Berufsunfähigkeitsversicherung und Unfallversicherung - ein Vergleich

Viele Verbraucher stellen sich die Frage, ob sie sich mit einer Berufsunfähigkeitsversicherung absichern sollen oder ob eine günstigere Unfallversicherung nicht ausreicht. Generell lässt sich sagen, dass nur eine sehr geringe Zahl von Arbeitnehmern aufgrund eines Unfalls berufsunfähig wird. Weitaus größer ist die Anzahl von Personen, die aus psychischen Gründen oder einer Erkrankung nicht mehr ihrem Beruf nachgehen können.

Wo liegen die Unterschiede zwischen den beiden Versicherungen?

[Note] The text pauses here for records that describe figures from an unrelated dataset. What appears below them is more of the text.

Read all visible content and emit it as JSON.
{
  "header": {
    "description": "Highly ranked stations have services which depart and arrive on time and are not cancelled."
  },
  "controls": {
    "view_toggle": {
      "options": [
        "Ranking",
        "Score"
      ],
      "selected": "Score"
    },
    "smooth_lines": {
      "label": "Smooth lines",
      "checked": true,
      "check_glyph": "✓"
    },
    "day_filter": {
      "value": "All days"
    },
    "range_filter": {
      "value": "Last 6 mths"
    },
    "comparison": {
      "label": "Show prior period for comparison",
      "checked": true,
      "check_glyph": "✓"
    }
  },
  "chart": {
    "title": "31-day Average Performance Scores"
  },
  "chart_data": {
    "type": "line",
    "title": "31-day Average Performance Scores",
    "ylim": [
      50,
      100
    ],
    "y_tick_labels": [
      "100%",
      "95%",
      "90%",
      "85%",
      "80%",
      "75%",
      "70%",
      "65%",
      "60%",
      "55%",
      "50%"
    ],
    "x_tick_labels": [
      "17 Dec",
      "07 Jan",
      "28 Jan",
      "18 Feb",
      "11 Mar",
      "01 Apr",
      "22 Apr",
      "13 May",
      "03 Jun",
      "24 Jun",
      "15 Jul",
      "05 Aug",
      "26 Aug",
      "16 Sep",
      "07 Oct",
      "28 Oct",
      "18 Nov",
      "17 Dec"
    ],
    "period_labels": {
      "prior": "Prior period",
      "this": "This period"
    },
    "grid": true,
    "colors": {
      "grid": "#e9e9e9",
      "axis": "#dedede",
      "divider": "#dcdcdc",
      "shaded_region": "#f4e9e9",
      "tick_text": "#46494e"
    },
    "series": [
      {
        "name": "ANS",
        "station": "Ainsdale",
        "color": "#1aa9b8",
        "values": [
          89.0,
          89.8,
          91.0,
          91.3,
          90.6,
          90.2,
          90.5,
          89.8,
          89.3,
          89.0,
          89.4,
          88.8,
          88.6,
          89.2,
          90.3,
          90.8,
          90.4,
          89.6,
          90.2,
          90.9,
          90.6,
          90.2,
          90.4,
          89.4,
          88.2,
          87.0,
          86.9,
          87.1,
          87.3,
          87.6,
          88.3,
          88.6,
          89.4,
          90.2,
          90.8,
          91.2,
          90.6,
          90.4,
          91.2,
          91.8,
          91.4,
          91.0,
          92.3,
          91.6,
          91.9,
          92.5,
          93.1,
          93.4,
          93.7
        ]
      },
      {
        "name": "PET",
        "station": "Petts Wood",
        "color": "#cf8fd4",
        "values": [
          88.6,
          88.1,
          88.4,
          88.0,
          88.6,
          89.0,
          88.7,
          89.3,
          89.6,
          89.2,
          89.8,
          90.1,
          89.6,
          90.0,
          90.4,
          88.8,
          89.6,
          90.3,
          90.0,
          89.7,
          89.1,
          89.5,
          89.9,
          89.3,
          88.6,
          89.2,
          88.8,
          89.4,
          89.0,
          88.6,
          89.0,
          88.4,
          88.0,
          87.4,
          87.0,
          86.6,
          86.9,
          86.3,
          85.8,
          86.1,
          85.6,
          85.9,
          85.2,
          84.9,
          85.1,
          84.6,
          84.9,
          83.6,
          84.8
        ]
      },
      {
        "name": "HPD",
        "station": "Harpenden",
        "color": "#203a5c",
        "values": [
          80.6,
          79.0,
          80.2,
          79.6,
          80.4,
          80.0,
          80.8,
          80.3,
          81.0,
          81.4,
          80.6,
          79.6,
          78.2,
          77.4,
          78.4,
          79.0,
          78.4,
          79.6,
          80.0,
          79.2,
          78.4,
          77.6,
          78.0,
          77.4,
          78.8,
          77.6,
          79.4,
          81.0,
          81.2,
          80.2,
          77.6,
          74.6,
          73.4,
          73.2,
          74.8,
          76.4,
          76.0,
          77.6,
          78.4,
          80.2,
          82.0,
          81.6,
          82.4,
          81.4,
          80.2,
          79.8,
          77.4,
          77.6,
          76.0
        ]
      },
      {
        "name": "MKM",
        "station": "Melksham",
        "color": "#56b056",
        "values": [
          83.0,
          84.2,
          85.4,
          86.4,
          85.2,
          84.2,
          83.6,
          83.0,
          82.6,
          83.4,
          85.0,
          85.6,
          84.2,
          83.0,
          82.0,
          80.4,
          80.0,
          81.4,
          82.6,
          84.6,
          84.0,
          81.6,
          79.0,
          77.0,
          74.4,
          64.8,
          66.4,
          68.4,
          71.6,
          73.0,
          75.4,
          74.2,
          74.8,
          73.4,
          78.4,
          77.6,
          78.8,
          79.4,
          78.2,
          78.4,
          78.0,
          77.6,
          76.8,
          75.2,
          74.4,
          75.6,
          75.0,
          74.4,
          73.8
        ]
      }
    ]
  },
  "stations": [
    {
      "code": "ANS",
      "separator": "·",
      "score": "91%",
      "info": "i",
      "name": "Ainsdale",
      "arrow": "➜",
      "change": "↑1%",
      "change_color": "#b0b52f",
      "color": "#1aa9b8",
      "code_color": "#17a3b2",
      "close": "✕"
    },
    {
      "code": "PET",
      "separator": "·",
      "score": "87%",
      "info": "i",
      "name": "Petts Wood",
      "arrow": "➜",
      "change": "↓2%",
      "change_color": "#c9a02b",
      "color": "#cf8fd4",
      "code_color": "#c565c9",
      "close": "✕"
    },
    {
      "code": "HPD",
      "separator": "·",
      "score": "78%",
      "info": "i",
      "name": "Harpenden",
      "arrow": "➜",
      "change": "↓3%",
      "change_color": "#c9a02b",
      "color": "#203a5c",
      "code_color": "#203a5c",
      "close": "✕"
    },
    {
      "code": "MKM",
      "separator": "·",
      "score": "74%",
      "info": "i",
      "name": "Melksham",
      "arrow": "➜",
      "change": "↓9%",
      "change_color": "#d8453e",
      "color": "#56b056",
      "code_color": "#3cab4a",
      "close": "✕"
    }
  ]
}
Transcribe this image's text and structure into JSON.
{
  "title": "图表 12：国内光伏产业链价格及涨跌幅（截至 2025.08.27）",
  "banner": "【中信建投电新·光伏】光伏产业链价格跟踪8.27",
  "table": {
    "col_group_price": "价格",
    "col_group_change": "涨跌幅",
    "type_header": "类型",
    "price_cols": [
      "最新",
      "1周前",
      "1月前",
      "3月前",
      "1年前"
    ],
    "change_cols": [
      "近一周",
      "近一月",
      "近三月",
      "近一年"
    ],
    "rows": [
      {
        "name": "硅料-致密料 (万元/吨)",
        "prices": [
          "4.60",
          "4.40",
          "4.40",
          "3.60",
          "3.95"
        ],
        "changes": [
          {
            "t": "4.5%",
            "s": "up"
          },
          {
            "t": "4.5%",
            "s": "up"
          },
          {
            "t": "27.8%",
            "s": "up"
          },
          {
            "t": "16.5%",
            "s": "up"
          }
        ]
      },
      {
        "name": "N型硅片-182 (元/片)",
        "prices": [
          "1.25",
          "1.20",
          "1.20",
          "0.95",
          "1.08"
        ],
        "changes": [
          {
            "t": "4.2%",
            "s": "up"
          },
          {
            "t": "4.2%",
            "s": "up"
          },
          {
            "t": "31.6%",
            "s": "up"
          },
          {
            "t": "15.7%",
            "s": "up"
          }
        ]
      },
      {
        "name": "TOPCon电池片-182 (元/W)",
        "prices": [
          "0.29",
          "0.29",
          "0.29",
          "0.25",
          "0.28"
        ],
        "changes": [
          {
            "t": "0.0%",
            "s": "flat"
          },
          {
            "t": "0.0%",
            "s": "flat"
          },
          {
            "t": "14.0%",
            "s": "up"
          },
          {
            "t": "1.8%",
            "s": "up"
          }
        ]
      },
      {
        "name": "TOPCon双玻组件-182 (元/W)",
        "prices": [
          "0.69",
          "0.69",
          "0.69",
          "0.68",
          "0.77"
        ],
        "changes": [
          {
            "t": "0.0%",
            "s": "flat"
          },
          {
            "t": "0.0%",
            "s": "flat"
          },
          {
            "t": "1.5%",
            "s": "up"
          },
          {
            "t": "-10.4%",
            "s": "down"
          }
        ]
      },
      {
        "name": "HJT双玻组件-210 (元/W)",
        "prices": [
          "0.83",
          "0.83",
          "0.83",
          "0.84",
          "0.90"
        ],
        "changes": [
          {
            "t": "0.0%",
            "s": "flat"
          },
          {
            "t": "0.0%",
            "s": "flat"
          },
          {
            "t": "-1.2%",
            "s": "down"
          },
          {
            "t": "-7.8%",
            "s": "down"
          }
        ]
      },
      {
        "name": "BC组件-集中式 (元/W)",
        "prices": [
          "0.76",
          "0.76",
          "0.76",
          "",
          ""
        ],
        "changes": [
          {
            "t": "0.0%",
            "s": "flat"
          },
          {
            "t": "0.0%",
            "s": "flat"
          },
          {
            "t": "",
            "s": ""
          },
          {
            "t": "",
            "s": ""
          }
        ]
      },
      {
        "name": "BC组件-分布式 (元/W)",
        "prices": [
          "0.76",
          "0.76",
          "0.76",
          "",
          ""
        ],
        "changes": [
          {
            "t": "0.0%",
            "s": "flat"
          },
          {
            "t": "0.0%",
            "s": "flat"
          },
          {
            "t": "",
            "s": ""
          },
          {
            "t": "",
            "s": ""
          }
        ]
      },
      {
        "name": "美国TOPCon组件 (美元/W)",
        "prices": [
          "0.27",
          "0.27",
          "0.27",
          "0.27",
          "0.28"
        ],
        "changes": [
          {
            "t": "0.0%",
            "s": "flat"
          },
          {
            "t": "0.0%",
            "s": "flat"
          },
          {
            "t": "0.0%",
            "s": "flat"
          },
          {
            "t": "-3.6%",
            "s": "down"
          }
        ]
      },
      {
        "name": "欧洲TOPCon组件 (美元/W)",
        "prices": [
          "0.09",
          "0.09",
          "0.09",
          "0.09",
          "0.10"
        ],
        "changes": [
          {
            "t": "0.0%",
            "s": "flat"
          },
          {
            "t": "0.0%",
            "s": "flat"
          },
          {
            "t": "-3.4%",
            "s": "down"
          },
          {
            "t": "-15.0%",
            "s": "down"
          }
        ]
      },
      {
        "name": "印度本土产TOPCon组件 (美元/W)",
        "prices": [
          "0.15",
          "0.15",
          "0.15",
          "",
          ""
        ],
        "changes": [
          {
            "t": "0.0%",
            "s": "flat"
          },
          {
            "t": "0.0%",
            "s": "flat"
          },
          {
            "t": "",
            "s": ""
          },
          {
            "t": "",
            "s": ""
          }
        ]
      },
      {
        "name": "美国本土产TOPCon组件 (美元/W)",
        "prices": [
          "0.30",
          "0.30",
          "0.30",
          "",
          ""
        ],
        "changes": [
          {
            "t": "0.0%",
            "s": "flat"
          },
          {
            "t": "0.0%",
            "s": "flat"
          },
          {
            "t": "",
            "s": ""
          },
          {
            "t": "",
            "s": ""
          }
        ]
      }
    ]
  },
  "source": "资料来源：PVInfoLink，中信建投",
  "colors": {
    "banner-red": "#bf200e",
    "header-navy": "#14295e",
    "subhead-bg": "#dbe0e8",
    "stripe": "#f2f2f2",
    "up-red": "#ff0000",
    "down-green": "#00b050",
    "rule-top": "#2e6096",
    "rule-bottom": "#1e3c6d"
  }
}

Eine Unfallversicherung leistet wie der Name schon, sagt nur im Falle eines Unfalls. Die genaue Definition, wann ein Unfall vorliegt, ergibt sich aus den Bedingungen des jeweiligen Versicherers. Leistungen werden dabei schon bei kleineren Beeinträchtigungen gezahlt, wobei es keine Rolle spielt, ob der Geschädigte seinen Beruf noch ausüben kann oder nicht. Im Gegensatz dazu zahlt die Berufsunfähigkeitsversicherung eine monatliche Rente, wenn der Versicherungsnehmer zu mindestens 50 Prozent berufsunfähig ist. Gezahlt wird die Rente bis zum vereinbarten End-Alter. Versicherungsnehmer sollten beim Abschluss vor allem darauf achten, dass der Versicherer in seinen Bedingungen auf eine abstrakte Verweisung verzichtet. Andernfalls tritt die Berufsunfähigkeit nur dann ein, wenn auch kein anderweitiger Beruf ausgeübt werden kann. Einen Überblick über die Leistungsqualität der verschiedenen Policen verschafft eine Berufsunfähigkeitsversicherungen-Testauswertung.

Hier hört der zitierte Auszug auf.